Forgetting the oddness that was Sunday's episode, let's move on to this way better episode ("The Ex Factor") that not only seemed like it was aired in the right sequence (since Penny was dating Pete and Dave had moved out of Max's place) but it also featured the talents of one Mr. Zack Morris (Mark-Paul Gosselaar) as Max's new roommate, Chase, who had zero tolerance for the gang. In fact, this whole episode served to show just how bizarre this group of friends are by exposing them to more normal people. But what's the fun in "normal"? Let's get on with the weird! Also, bonus points for giving Miss Kim Bauer a chance to make a CTU reference. And speaking of weird, did anyone else catch Leslie from the current season of The Bachelor as one of Pete's friends?
Got a new roommate and immediately decided to remain detached, and got in a whole bunch of digs at Dave in the process. Well, until Chase disappeared for a night and then he, Penny and Dave all went on a quest to find the missing roommate. We want to know a lot more about the time he got stuck in a well though.
His best lines:
- "I told this guy we are going to live totally separate lives. I will not make the same mistake I made with my last roommate and get totally invested in his personal business."
- "You saved me from a well once and now I've got to hear it for the rest of my life?"
- "You can never trust a Veronica. I had a boyfriend once named Veronica. Turns out, he was a woman."
- "Looks like Rachel Maddow with a goatee."
Not of a good lines, per se. Most of his dialogue was straight-man talking, or common-sense figuring out how to find a missing person. He did look pretty dapper in Chase's coat, so perhaps he should upgrade his wardrobe. Does Xela have a menswear section?
His best line:
- "You know I'm not good at dramatic swivels."
Most of her stuff was visual (her card shuffling "tricks") or was cross-talk with Max, but we just can't get enough of her confused facial expressions.
Her best lines:
- "I've had a lot of time to consider all the possibilities of what could have happened. He definitely got eaten by a bear."

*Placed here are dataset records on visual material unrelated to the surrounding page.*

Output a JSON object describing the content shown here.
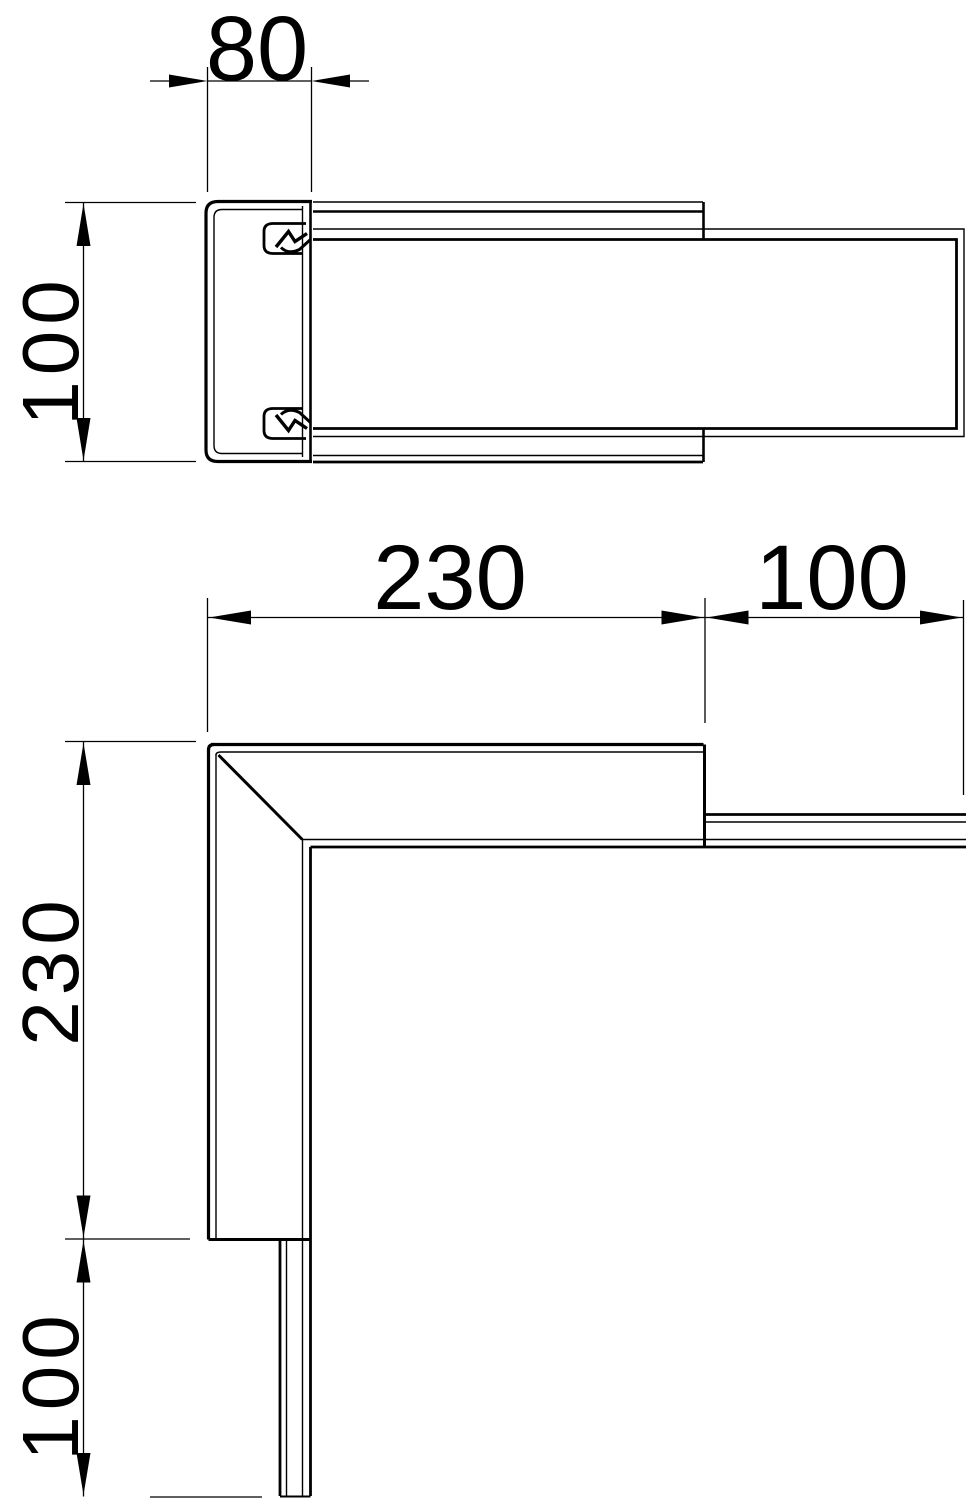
{
  "drawing": {
    "background_color": "#ffffff",
    "line_color": "#000000",
    "top_view": {
      "width_label": "80",
      "height_label": "100"
    },
    "front_view": {
      "horizontal_arm_label": "230",
      "horizontal_stub_label": "100",
      "vertical_arm_label": "230",
      "vertical_stub_label": "100"
    }
  }
}
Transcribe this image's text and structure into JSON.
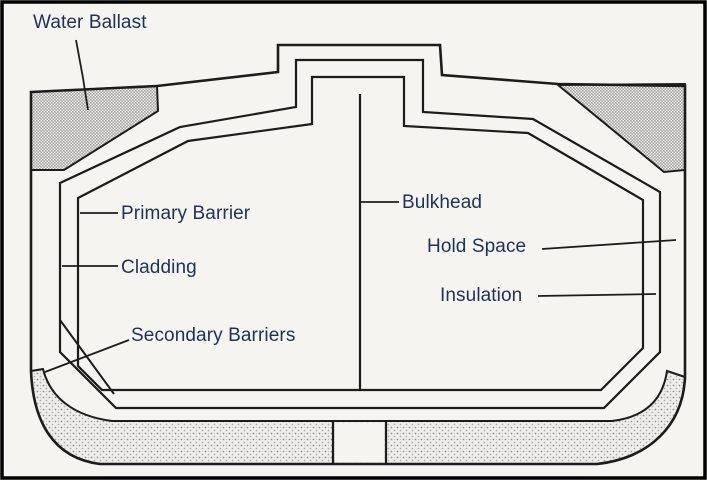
{
  "diagram": {
    "labels": {
      "water_ballast": "Water Ballast",
      "primary_barrier": "Primary Barrier",
      "cladding": "Cladding",
      "secondary_barriers": "Secondary Barriers",
      "bulkhead": "Bulkhead",
      "hold_space": "Hold Space",
      "insulation": "Insulation"
    },
    "colors": {
      "background": "#f5f4f1",
      "line": "#1c1c1c",
      "label_text": "#1e3157",
      "hatch_dense": "#a2a2a2",
      "hatch_stipple": "#8f8f8f",
      "frame": "#000000"
    }
  }
}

- "First you have to contact CTU..."
He gets all jealous when Jane's ex-girlfriend shows up and admits that they were once deeply in love, during their semester at sea. His facial expressions when he listens to Jane and Ryan's "sexy" stories, as well as his pout when he discovers that one of his own exes is a lesbian as well, were delightful.
His best lines:
- "I am opting not to dine. No offense to Ryan, but I just have a Groupon for a Ladysmith Black Mambazo concert... and I hate Ryan sight unseen."
- "Just doing some 'shups." (For the record, this is how we're always going to say pushups now.)
- "Here's a bar graph showing that she loves me more than anyone or anything ever." (Only slightly beating out hand sanitizer...)
- "No, it's not Photoshopped, Jane. It's Adobe Cut and Paste."
- "Oh, it was real physical. We're talking a sex kind of physical. With socks off. And to completion most of the time. Correction: All of the time."
- "Melissa used to leave me a lot of notes too. Sex notes. Some were even sent through the federal mail so it was basically a sex crime. Nope. Nope. No, no... that is something completely different. Regardless, it was hot."
- "Is everybody a lesbian now? Fudge."
- "Right. She does not enjoy my anatomy."
Brought over the aforementioned lesbian girlfriend, and listed off the men and women she'd been with in the past. Loved her simmering rage when Brad was talking about having sex with his ex.
Her best lines:
- "Max, you cannot have disposable income when you owe us eleven thousand dollars... and three cats."
- "We're not gonna have a three-way."
- "Portia's a lesbian?"
- "Say thank you to the nice ladies."
Pete decided that he wanted to spend a day with his friends, which confused Penny, but really showed how socially inept she is without her group. And we mean that in the best way. Separating her for an episode, and then having her try and hop into plotlines at the end like she was catching up on a soap opera, made for much silliness.
Her best lines:
- "Besides withholding judgment on your new goatee, what should we do this weekend?"
- "Nothing else happened? No obstacles you had to hi-jinx your way out of? No one brought a miniature pig to a car dealership to prove a point about gender roles?"
- "Oh, you guys don't do pile-ons?"
- "I get it, you're the Dave of the group. Always talking about stuff nobody cares about."
Honorable mention to M-PG, who threatened to maybe murder Max in his sleep at a future date.